MediaBistro – This resource offers self-paced courses of varying lengths for copywriters and freelancers. The fact that they’re also one of the best niche job sites on the web is helpful if you decide you’d rather hire a copywriter than take the time to learn the essentials.
Men with Pens – Unlike some of the other resources listed here, Men With Pens is a one-stop design and writing shop that covers everything from web design to ghostwriting. However, unlike their competitors, they’re willing to give a peek under the hood, sharing advice that makes for better copy, better engagement, and better results.
PsychoTactics – A blog that complements a successful podcast and website, it delves deep into the psychology behind what works — and what doesn’t — in copywriting and sales. Once you understand how your customers think, you can use those insights to influence customer behavior and action.
Quicksprout – Neil Patel’s Quicksprout blog explores SEO, algorithm updates, analytics, and practically everything else that intersects with marketing. It has frequent insights on copywriting, too, which are conveniently gathered in The Definitive Guide to Copywriting, one of the best free resources we’ve seen yet.
Skillshare – A peer-to-peer learning resource that’s constantly adding new classes on topics that range from hand lettering to SEO and entrepreneurship. Their copywriting offerings, like their other courses, break subject matter down to short bursts that encourage moving from theory to action.

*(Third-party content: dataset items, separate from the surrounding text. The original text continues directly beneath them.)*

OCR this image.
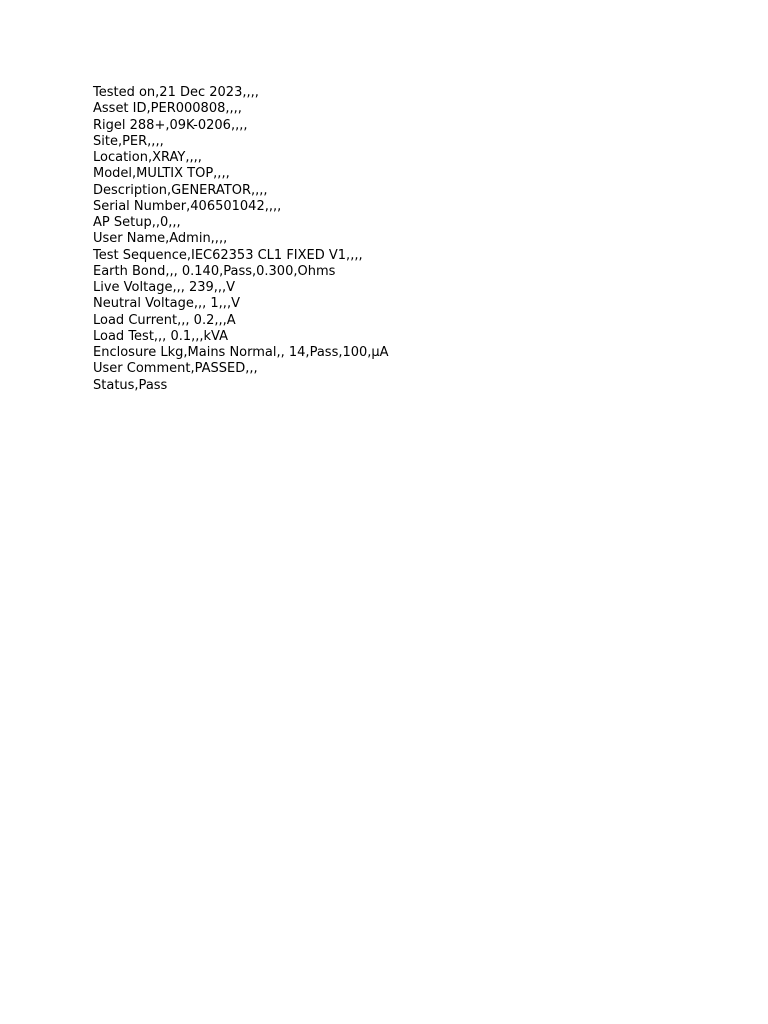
Tested on,21 Dec 2023,,,,
Asset ID,PER000808,,,,
Rigel 288+,09K-0206,,,,
Site,PER,,,,
Location,XRAY,,,,
Model,MULTIX TOP,,,,
Description,GENERATOR,,,,
Serial Number,406501042,,,,
AP Setup,,0,,,
User Name,Admin,,,,
Test Sequence,IEC62353 CL1 FIXED V1,,,,
Earth Bond,,, 0.140,Pass,0.300,Ohms
Live Voltage,,, 239,,,V
Neutral Voltage,,, 1,,,V
Load Current,,, 0.2,,,A
Load Test,,, 0.1,,,kVA
Enclosure Lkg,Mains Normal,, 14,Pass,100,µA
User Comment,PASSED,,,
Status,Pass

Sorry for Marketing – Sorry for Marketing is the brainchild of podcaster/copywriter/branding expert Jay Acunzo. Acunzo cut his teeth with the likes of Google and HubSpot, and he brings that experience to bear on practical (and sometimes counterintuitive) advice on copywriting and marketing more generally.
StoryBistro – Brand storytelling is the next “next big thing,” and Téa Silvestre Godfrey’s Story Bistro is packed with resources to help you — as either a business or an individual — tell better stories.
WebInkNow – David Meerman Scott is something of a marketing polymath. The WebInkNow blog shares his insights on the craft among nuggets about other brands’ successes and failures, and alongside his other efforts, which include sound branding, conference talks, and “Newsjacking,” a news-driven approach to PR.
Write to Done – It’s increasingly rare that copywriting is just about the writing. Write to Done covers not only copywriting, but also the other tasks that intersect with the craft — HTML, CSS, lead generation, psychology, and even a dash of productivity — to expand your mind and your craft alike.